Support is critical. Technical support is always important, but with interactive whiteboards, application support and practical advice are especially valuable. Upper Darby officials believe the whiteboards have succeeded in their district because teachers who have experience creating lesson plans that use whiteboards routinely mentor other teachers.
Many providers also host online communities where teachers can share content and best practices.
The Brains Behind the Operation
An interactive whiteboard’s hardware platform certainly is important, but its effectiveness in the classroom ultimately depends on the integrity of two core components.
“The software and content engage students and allow them to create or manipulate content themselves, so they are critical parts of the interactive whiteboard package,” says Peter Grunwald, founder and president of the market research and consulting firm Grunwald Associates. He advises district officials who are evaluating several interactive whiteboard systems to base their decisions on the strength of each system’s software, as that’s what differentiates each product from its competitors.
The educators who use whiteboards day in and day out confirm that software functionality is key.
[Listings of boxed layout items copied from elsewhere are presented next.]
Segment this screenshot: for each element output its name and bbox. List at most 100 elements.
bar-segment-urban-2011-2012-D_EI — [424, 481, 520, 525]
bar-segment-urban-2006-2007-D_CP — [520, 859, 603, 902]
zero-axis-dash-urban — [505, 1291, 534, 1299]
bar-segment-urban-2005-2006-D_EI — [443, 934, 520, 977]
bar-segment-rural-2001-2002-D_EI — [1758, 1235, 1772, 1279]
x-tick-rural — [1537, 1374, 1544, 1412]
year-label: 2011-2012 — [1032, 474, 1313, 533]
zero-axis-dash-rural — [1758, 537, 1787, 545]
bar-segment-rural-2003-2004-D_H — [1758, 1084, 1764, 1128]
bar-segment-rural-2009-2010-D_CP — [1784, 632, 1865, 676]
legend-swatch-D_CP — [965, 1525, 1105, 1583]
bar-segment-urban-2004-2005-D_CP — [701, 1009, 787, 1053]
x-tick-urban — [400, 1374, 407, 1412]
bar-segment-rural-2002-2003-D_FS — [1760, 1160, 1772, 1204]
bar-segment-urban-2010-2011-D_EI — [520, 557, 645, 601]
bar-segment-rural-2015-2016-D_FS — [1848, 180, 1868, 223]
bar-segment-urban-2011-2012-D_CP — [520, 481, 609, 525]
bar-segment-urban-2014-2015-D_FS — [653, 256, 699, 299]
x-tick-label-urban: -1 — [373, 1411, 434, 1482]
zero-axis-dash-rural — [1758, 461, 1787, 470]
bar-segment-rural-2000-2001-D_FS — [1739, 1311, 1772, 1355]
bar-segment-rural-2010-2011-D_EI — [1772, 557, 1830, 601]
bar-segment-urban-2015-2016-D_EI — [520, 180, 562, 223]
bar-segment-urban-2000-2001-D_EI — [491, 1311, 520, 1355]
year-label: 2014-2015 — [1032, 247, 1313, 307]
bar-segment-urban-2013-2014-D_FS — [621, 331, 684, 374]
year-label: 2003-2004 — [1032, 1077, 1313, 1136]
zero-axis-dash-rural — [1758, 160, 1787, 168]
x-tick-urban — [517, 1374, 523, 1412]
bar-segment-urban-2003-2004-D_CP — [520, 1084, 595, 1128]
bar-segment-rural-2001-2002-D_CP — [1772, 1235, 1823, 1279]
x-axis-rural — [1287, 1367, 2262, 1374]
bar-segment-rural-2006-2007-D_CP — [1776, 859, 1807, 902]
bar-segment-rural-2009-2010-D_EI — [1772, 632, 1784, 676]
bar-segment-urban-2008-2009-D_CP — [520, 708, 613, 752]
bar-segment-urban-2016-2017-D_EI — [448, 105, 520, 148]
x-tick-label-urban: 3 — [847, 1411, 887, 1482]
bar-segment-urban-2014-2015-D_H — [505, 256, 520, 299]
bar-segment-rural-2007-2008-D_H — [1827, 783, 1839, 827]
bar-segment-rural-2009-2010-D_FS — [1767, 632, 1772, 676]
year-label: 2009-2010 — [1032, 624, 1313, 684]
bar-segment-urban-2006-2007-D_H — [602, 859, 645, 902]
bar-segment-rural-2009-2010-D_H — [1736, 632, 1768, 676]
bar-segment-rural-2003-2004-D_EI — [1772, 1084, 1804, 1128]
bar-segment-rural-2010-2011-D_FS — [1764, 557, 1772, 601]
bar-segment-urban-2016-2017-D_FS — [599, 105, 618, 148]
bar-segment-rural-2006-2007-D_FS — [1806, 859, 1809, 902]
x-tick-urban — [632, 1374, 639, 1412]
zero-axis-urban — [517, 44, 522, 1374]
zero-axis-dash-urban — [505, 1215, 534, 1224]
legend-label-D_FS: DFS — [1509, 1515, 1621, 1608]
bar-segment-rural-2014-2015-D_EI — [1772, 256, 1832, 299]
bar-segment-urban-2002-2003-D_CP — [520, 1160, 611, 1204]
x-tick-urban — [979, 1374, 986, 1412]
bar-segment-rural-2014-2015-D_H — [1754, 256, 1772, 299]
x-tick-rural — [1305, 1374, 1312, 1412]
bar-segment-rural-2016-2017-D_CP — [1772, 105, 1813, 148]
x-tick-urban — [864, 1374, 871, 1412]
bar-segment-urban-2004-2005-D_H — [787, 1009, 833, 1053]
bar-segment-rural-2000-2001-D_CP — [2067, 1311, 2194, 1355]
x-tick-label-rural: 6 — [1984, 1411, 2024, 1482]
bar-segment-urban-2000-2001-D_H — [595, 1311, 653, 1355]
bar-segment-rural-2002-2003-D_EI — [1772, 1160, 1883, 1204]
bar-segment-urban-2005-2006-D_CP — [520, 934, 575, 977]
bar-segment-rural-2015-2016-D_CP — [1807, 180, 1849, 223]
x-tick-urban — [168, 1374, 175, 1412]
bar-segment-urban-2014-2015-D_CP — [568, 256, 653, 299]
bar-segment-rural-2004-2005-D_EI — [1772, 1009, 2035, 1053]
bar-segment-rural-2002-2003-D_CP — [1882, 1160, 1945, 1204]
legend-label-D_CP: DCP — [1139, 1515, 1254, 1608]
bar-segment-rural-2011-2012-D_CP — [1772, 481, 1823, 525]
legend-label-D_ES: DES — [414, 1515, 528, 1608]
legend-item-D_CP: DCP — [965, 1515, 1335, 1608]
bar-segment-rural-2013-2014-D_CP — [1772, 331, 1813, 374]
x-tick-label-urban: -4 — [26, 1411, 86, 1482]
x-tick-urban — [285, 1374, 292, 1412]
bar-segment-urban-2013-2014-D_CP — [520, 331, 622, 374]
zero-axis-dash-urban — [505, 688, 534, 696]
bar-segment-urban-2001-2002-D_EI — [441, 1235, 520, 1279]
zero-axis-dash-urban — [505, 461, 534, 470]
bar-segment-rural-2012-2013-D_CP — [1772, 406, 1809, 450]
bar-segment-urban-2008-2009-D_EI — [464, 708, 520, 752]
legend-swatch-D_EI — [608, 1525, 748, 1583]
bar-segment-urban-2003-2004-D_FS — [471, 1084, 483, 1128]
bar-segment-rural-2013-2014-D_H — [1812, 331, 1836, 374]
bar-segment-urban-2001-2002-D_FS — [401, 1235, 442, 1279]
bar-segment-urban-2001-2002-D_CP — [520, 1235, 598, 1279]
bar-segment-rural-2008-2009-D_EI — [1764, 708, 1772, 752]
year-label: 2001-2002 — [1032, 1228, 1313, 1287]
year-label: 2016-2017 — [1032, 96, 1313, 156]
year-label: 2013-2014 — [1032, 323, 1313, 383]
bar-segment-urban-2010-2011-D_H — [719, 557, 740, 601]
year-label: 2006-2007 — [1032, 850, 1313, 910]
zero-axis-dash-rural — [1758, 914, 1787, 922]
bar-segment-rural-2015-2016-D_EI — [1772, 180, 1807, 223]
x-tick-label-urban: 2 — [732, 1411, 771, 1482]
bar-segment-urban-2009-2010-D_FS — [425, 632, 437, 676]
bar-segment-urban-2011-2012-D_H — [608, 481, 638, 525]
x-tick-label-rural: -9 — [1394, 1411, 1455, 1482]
Teachers in Pennsylvania’s Upper Darby School District, for example, rely heavily on PolyVision’s lesson development software, which allows them to personalize lessons, add videos and drawings, and access a content library. In nearby New Jersey, teachers at Edison Township Public Schools use Promethean’s ActivInspire software to develop interactive lessons that encourage collaboration and creativity. And in San Antonio, Fort Sam Houston Independent School District teachers use DYMO/Mimio’s MimioStudio software to incorporate audio, video and animation into their lessons.